Perhaps the last left tackle to hold his own as a rookie is the Green Bay Packers’ David Bakhtiari. Interestingly, Bakhtiari also probably rates as the best fourth-round offensive linemen of recent vintage. While the possibility exists that Stanley and Lewis could enjoy similar success, Bakhtiari seems more the exception rather than a reasonable standard for rookie performance. He spent the first three years of his career working alongside one league’s best guards in Josh Sitton, and blocked for a quarterback gifted with one of the quickest releases in NFL history. Neither of those advantages apply to Baltimore’s first-year blindside blockers.

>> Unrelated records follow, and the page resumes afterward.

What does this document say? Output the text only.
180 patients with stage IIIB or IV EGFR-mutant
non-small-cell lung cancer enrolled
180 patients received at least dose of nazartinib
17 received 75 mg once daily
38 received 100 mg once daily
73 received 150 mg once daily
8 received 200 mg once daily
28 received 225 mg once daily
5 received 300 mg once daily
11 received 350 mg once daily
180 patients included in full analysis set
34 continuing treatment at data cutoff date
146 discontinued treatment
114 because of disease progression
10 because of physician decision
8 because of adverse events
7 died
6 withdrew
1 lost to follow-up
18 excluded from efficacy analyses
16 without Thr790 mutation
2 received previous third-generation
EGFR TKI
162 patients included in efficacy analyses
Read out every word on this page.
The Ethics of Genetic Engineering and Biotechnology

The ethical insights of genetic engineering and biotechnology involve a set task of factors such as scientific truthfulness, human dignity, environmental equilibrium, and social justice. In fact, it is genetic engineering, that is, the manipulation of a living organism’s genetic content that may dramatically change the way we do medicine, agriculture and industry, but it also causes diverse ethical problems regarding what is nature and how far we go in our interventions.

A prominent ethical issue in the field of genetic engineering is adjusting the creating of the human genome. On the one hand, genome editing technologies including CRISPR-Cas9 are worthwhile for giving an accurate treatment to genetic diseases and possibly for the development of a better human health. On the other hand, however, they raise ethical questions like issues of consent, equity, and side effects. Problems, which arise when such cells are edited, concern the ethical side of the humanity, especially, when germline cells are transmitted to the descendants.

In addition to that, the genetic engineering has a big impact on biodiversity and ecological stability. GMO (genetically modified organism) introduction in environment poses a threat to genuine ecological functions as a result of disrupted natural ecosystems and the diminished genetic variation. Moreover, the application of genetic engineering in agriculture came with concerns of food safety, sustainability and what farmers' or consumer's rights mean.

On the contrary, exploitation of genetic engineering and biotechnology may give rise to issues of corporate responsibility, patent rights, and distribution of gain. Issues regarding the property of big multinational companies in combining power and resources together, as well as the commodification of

Which likely means that Stanley and Lewis will continue to endure rookie struggles for most of the 2016 season. Not every game will result in four sacks, but Flacco should anticipate plenty of pressure coming from his left and adjust accordingly. On certain days against weaker opponents, the offense might rise above its pass protection. But in other instances, the Ravens may not score much more than 20 points. How the team deals with those shortcomings and inconsistencies will ultimately define their season.